Pré-candidato ao governo de Goiás, Daniel Vilela anunciou, por meio de suas redes sociais, que estuda a criação de um novo fundo estadual para atender os municípios. “Nosso grupo técnico que elabora o plano de governo está formatando uma proposta de criar um mecanismo de repasse automático, composto por receitas estaduais”, afirma. Atualmente o governo estadual repassa 25% da arrecadação do Imposto Sobre Circulação de Mercadorias e Serviços (ICMS). “Esse valor tem sido insuficiente para resolver as demandas dos municípios, por isso vamos propor a criação deste fundo composto por outras receitas estaduais”, diz, ressaltando que isto será feito sem reajuste de impostos, apenas remanejando a arrecadação.

Daniel Vilela afirma que, com esta proposta, pretende dar mais meios mais objetivos para os prefeitos investirem em benefícios para a população sem se preocupar com posicionamento político. “Às vezes a população elege um prefeito de oposição ao governador e ele precisa se sujeitar aos caprichos do governo porque depende do repasse das verbas estaduais para administrar. Esse projeto diminui a dependência dos prefeitos e os deixa mais livres para cumprir o programa de gestão escolhido pelos seus eleitores, promovendo também uma desburocratização dos mecanismos de investimento estatal”, afirma.
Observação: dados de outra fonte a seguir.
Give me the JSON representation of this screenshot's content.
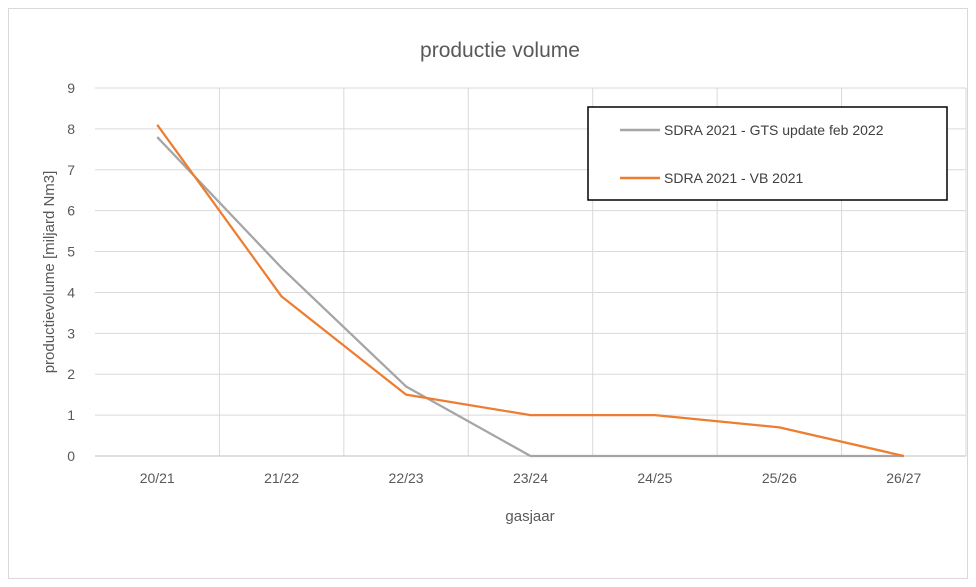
{
  "chart_data": {
    "type": "line",
    "title": "productie volume",
    "xlabel": "gasjaar",
    "ylabel": "productievolume [miljard Nm3]",
    "categories": [
      "20/21",
      "21/22",
      "22/23",
      "23/24",
      "24/25",
      "25/26",
      "26/27"
    ],
    "ylim": [
      0,
      9
    ],
    "yticks": [
      "0",
      "1",
      "2",
      "3",
      "4",
      "5",
      "6",
      "7",
      "8",
      "9"
    ],
    "grid": true,
    "legend_position": "top-right",
    "series": [
      {
        "name": "SDRA 2021 - GTS update feb 2022",
        "values": [
          7.8,
          4.6,
          1.7,
          0,
          0,
          0,
          0
        ],
        "color": "#a5a5a5"
      },
      {
        "name": "SDRA 2021 - VB 2021",
        "values": [
          8.1,
          3.9,
          1.5,
          1.0,
          1.0,
          0.7,
          0
        ],
        "color": "#ed7d31"
      }
    ]
  }
}
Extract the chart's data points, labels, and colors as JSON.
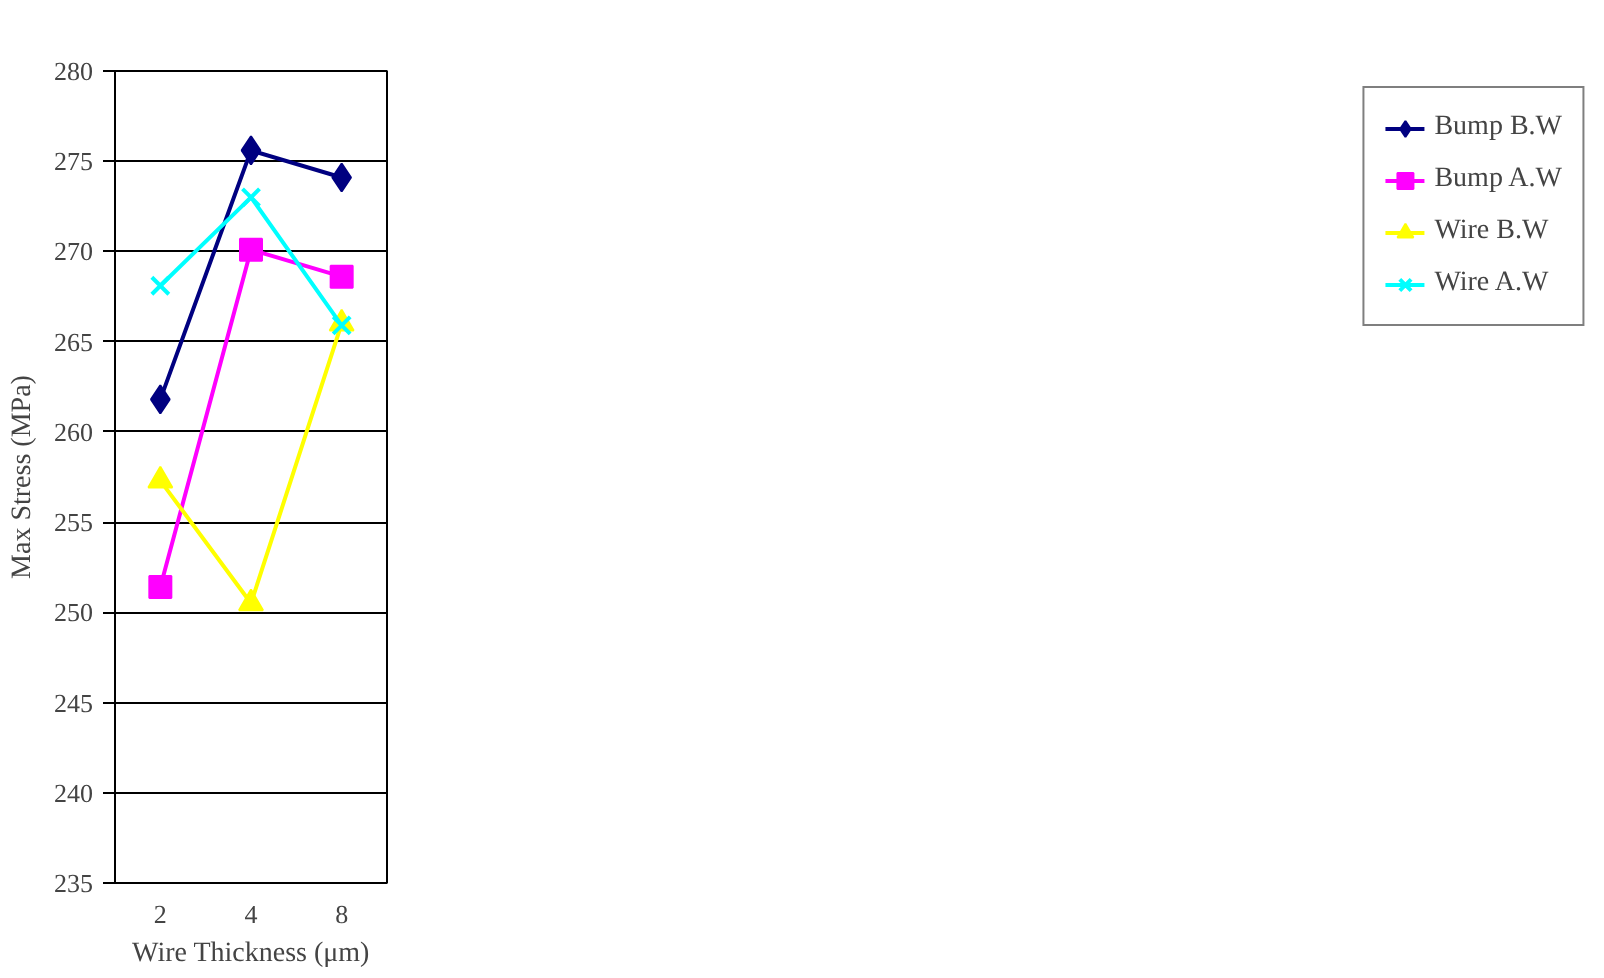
{
  "chart_data": {
    "type": "line",
    "xlabel": "Wire Thickness (μm)",
    "ylabel": "Max Stress (MPa)",
    "categories": [
      "2",
      "4",
      "8"
    ],
    "series": [
      {
        "name": "Bump B.W",
        "color": "#000080",
        "marker": "diamond",
        "values": [
          261.8,
          275.6,
          274.1
        ]
      },
      {
        "name": "Bump A.W",
        "color": "#ff00ff",
        "marker": "square",
        "values": [
          251.4,
          270.1,
          268.6
        ]
      },
      {
        "name": "Wire B.W",
        "color": "#ffff00",
        "marker": "triangle",
        "values": [
          257.3,
          250.5,
          266.0
        ]
      },
      {
        "name": "Wire A.W",
        "color": "#00ffff",
        "marker": "cross",
        "values": [
          268.1,
          273.0,
          265.9
        ]
      }
    ],
    "ylim": [
      235,
      280
    ],
    "yticks": [
      235,
      240,
      245,
      250,
      255,
      260,
      265,
      270,
      275,
      280
    ],
    "grid": "y",
    "legend": "right",
    "line_style": "solid"
  }
}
O parlamentar também defendeu, durante o discurso na Marcha dos Prefeitos, a realização de uma reforma tributária profunda, onde a redistribuição dos repasses aconteceria de forma mais veemente. “Por isso dizemos que o Congresso e o governo federal precisam enfrentar institucionalmente a questão do financiamento dos municípios.” Nas agendas como pré-candidato no interior de Goiás, Daniel já vem defendendo uma atenção maior do Estado para com as cidades goianas, especialmente as que são economicamente mais vulneráveis. “O governo de Goiás virou as costas para os municípios, especialmente os menores”, disse Daniel na semana passada, durante reunião com vereadores e lideranças de São João da Paraúna.

Daniel estava acompanhado dos prefeitos do MDB Haroldo Naves (de Campos Verdes, que também presidente a Frente Goiana dos Municípios e integra a CNM), Zildinha Machado (Doverlândia), André Chaves (Buriti Alegre), Gilmar Alves (Quirinópolis) e Cassio Gusmão (Uruana), além do ex-prefeito de Panamá e ex-presidente da FGM, Divino Alexandre.